Do not drink alcohol while you are taking Lunesta. It can increase some of the side effects of Lunesta, including drowsiness. Lunesta may be habit-forming and should be used only by the person it was prescribed for. So goes the warning.
Fischer points out all these drugs offer an increasingly common trade-off: the key to your health lies in conceding parts of your lifestyle -- whether your sleeping habits, your shopping habits or your eating habits -- to a pharmaceutical.
Advanced medicine is now capable of curing and treating a historically unprecedented number of diseases and conditions, true.

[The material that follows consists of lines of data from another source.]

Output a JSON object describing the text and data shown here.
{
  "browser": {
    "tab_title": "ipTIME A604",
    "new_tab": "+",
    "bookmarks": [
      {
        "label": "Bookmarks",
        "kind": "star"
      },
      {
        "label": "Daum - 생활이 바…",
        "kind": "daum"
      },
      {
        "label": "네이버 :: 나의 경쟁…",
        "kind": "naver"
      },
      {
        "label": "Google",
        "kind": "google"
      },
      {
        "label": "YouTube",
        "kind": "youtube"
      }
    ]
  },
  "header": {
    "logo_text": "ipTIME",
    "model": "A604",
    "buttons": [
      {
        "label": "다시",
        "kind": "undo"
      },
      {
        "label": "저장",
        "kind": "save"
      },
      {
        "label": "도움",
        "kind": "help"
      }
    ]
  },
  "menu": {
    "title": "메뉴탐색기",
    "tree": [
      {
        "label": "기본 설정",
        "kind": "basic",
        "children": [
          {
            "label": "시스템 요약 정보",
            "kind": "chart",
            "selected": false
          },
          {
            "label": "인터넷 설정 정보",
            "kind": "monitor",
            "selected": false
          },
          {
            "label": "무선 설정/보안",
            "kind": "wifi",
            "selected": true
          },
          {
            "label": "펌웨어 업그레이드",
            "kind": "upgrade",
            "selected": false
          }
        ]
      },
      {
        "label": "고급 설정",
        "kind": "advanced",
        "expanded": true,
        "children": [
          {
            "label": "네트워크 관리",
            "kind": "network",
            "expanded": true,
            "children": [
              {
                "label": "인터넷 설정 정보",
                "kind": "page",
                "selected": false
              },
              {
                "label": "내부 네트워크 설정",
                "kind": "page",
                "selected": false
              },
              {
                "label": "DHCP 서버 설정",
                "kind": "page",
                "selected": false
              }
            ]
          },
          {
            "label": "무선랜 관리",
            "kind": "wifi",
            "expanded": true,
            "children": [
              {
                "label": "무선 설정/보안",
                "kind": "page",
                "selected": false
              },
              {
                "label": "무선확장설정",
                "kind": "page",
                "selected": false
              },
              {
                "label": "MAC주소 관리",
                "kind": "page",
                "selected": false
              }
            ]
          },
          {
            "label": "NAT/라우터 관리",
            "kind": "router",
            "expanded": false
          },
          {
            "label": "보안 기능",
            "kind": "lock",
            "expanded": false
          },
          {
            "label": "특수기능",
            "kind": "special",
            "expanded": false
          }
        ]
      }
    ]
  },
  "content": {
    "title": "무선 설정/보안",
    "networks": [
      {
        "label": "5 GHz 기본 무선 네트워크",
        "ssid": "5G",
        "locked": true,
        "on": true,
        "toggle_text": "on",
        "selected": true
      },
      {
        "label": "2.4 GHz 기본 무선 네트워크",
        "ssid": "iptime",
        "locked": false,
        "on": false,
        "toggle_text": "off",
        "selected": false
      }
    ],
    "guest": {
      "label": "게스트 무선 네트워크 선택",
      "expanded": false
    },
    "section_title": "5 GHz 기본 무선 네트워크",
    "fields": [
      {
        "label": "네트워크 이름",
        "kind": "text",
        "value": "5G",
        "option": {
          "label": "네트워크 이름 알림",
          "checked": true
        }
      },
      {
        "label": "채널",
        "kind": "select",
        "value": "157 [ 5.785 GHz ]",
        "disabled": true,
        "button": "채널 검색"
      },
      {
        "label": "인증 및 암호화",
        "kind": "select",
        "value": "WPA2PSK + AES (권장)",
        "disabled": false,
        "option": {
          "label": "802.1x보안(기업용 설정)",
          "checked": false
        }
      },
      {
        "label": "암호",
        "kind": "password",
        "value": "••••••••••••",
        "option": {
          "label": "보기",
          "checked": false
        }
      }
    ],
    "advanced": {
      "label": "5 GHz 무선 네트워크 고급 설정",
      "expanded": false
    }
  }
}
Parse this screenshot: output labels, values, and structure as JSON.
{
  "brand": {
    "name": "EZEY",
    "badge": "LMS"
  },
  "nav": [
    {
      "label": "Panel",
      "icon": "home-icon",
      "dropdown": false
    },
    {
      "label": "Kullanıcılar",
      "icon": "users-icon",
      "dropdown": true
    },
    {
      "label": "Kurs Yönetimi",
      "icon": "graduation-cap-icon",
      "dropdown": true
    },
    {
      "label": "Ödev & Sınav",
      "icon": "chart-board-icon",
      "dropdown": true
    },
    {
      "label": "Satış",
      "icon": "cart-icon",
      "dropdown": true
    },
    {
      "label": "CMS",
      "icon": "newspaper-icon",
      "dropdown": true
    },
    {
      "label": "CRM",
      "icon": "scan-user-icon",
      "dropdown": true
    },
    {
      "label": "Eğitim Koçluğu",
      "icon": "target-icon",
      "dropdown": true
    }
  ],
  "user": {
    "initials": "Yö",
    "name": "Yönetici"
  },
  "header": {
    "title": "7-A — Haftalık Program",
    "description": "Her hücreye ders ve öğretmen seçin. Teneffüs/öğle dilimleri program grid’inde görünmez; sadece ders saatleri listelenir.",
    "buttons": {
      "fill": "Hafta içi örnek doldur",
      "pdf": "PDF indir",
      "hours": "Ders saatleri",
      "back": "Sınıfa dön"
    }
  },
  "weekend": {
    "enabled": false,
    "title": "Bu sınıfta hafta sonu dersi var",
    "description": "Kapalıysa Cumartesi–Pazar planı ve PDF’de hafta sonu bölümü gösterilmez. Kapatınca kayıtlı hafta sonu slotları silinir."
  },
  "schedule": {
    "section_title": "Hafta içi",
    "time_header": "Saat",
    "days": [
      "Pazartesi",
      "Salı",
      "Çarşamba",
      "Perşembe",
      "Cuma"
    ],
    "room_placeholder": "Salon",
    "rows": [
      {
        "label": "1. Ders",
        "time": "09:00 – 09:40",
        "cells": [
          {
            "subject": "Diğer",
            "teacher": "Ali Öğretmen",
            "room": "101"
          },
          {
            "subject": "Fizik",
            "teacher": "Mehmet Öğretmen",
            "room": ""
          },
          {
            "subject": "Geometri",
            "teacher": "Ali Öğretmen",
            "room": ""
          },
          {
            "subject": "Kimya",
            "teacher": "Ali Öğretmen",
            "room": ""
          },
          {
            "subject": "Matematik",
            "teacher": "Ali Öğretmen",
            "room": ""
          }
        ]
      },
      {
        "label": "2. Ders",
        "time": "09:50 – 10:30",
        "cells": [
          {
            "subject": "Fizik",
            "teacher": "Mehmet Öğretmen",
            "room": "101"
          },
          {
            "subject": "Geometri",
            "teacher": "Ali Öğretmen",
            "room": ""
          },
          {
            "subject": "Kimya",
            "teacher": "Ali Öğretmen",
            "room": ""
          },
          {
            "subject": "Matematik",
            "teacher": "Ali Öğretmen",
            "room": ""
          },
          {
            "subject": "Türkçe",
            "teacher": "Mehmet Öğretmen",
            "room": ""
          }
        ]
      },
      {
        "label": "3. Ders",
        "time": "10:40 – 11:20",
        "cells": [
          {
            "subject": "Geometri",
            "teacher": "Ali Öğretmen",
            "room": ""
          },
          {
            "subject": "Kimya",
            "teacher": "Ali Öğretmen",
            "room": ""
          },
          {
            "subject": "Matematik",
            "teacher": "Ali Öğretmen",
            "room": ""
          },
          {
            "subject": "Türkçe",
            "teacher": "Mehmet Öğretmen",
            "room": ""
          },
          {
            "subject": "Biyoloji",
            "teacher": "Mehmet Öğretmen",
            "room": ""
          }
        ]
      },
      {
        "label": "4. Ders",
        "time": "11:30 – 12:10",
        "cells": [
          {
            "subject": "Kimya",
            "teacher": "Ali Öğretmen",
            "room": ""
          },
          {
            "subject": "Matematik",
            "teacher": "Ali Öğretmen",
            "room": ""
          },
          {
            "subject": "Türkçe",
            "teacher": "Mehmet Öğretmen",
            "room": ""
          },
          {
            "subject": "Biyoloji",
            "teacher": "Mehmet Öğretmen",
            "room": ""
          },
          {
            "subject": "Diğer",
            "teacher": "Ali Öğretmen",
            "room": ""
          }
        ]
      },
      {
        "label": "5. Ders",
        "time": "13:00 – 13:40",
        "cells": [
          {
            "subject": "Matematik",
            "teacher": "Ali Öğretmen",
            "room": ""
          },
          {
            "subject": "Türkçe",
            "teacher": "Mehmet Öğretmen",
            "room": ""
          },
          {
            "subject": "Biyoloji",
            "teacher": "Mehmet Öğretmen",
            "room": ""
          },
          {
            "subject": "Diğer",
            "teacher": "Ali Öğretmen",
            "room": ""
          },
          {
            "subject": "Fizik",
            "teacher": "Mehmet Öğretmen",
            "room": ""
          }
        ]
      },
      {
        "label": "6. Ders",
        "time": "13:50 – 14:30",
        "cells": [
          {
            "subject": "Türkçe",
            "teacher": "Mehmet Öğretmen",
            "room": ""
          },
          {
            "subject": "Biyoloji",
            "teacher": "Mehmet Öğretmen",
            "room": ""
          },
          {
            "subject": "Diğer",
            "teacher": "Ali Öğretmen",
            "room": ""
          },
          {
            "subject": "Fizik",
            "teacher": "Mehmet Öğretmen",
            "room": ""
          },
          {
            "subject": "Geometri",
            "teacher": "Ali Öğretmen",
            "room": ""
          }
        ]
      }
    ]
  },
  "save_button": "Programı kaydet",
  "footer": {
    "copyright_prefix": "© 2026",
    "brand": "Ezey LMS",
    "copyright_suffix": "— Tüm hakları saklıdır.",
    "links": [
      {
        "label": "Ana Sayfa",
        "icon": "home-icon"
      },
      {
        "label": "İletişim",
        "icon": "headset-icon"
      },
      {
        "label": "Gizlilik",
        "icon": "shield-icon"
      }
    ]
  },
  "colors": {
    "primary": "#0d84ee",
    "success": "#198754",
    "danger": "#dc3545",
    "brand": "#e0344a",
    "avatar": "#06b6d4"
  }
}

But, as typified by Alli, the convergence of medical science and commerce is changing the types of choices we make about our health: whereas lifestyle trade-offs have always been de rigueur for lifesaving treatments, the pharmaceutical industry now offers us the opportunity to radically change our lives based on what is possible, no longer simply what is necessary.
From the four humors to the hysterectomy, history has proven that our commonly held concepts of wellbeing, illness, and treatment are nearly always supplanted by better information.
In our modern race to find both a new drug for every disorder and a disorder for every new drug, it would be wise to consider that without an equal emphasis on advancing our understandings of illness, treatment, and health itself, our forward movement may actually be sideways.
Adjusting our expectations of our lifestyles to meet the requirements of new drugs may prove to be very much like the historical practice of using mercury to treat syphilis: an effective solution for the present, but a dangerous precedent for the future.